Simply brilliant summation of where we are in the quest for engagement. Here’s a thought. Maybe engagement is measuring things your employees think are important to them and the company. Maybe engagement means exactly what it says – engaging with your employees.
The one thing that both of these discussions always remind me of is that most engagement initiatives designed by companies are impositions on employees. Something the company does to them.
Maybe we should take a clue from the word engagement and sit down and listen.
Maybe we should design engagement from the employee’s point of view and stop doing it from Finance’s POV (ROI, P/L.)
As a manager, I always believe people are competent first.
Maybe we should believe employees know what is needed for them to be engaged and reach out to them and enlist them to design the “engagement initiative” from their point of view?
I know – right?
Have a great weekend. And as Jean Luc says – “Engage!”
Zzzzzzzzzzzzzzzzzzzzzzzzzzzzzzzzzzzzzzzzzzzzzzzzzzz
October 9, 2015 at 9:43 pm
One of my largest clients started metrics this year. I don’t know how it’s effecting the bottom line, but the staff has reacted. What used to be happy, productive people are now paranoid, unhappy people. They feel that they have to always watch their backs and document everything.
October 11, 2015 at 6:43 pm
I’m still a fan of measuring things in order to track and celebrate progress. But if the employees are feeling paranoid then either the metrics are wrong or the managers are. People typically like to know they are having an impact and are valuable. Thanks for reading and engaging!
October 15, 2015 at 2:42 pm
Reblogged this on The Bright Spots.
October 16, 2015 at 4:29 am
Isn’t engagement just ‘discretionary effort’? As long as you are getting your employees to do that, does anything else matter?
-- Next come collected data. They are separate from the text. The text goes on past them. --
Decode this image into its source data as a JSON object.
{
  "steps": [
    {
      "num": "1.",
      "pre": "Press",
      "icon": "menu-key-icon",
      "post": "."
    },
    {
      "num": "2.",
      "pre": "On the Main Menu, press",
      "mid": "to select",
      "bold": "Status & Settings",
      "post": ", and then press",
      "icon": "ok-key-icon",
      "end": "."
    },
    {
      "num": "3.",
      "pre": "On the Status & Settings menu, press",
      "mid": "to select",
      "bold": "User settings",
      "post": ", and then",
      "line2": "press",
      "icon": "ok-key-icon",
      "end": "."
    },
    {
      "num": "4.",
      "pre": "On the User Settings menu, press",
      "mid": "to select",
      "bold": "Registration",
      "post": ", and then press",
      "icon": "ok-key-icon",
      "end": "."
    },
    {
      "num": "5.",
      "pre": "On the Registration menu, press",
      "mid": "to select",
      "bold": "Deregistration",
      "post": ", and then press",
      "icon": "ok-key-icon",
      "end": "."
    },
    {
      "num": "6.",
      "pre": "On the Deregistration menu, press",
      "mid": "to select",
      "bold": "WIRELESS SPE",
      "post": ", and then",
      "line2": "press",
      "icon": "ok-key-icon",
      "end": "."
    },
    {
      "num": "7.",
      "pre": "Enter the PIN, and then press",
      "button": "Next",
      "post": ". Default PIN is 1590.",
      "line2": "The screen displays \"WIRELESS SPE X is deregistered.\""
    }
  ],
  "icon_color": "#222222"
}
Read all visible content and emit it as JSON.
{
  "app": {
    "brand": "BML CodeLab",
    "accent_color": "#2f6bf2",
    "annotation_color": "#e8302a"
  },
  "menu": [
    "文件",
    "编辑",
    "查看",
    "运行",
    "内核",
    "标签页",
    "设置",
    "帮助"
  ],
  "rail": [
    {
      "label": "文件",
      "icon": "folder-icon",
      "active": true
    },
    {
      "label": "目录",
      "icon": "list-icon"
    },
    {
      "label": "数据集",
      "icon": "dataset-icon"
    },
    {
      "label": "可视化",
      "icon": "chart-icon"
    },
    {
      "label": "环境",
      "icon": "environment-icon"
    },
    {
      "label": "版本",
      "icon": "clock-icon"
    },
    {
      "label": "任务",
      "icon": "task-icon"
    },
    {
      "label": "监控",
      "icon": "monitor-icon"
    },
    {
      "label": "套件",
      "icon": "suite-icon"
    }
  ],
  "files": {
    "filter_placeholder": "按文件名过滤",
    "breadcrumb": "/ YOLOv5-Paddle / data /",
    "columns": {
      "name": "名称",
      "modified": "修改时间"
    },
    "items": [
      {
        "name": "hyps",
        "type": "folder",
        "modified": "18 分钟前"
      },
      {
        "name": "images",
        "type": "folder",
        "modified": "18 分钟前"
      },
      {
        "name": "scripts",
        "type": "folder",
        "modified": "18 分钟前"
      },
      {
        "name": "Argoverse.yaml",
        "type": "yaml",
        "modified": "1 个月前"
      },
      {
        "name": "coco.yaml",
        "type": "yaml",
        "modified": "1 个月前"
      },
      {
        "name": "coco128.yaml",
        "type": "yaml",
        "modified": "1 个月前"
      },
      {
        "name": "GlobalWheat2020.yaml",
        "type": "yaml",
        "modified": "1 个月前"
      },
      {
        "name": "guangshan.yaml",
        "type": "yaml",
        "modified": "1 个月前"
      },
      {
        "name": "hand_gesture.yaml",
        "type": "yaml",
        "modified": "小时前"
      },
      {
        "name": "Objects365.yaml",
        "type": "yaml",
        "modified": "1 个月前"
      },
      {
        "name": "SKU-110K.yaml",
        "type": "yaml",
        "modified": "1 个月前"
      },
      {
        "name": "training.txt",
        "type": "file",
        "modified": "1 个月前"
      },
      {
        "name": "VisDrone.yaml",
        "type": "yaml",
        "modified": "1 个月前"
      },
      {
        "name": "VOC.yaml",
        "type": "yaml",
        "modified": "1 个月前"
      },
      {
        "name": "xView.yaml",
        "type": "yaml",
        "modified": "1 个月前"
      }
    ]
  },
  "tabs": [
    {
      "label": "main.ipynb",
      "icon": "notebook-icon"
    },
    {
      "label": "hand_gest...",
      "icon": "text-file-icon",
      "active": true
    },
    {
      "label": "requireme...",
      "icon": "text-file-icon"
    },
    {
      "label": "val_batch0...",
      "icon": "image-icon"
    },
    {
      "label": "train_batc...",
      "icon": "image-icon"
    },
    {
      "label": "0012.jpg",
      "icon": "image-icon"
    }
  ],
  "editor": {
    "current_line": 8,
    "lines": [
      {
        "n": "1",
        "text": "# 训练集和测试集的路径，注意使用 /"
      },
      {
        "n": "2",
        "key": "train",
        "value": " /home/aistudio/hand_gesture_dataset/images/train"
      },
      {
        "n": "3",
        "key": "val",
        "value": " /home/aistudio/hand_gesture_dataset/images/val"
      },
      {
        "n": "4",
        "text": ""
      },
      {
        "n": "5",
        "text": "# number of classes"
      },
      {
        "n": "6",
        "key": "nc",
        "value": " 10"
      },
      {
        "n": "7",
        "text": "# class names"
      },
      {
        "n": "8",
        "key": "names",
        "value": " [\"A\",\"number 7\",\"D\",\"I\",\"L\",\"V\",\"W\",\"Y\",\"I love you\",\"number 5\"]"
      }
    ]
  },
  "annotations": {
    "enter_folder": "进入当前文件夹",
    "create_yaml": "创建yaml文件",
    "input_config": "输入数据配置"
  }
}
October 16, 2015 at 11:06 am
Ankita – you are correct. One of the many, many “definitions” of employee engagement is the them leveraging their discretionary effort on behalf of the company. And… if all you want to do is get more work for less pay out of your employees then that would be okay.
But isn’t that one-sided? Doesn’t that definition and application mean that the company is simply looking for yet another way to take advantage of the employee? My question/point of view is that thinking that way is one-sided and really doesn’t provide any value to the employee.
October 20, 2015 at 3:28 pm
Read Buckingham’s “First Break all the Rules.” The Gallup Q12, while agreeably may have its own agenda, and Buckingham’s conclusion, basically, What (particularly, emotional) outcome are you looking for?” Then, do what’s necessary to get your employee there within both the manager’s and the employees wheelhouses, not outside of them. The first part, outcome is easy. The second part, get them there, is why managers are paid, but they rarely live up to their salaries.
October 20, 2015 at 4:38 pm
Thanks for the comment Vincent. I have read all of Mr. Buckingham’s stuff and there is great wisdom and data to back it up. Unsurprisingly it always comes back to “be a good manager of humans” and “treat your employees the way you want to be treated.” Nothing really earthshattering in that advice. My point was that most companies don’t even consider the employee needs when it comes to engagement – it is something the company wants. Very few managers approach engagement as a service to the employee and that is why our employees are disengaged and in some instances actively sabotaging the company they work for.
Give before you get should be the manager’s first lesson.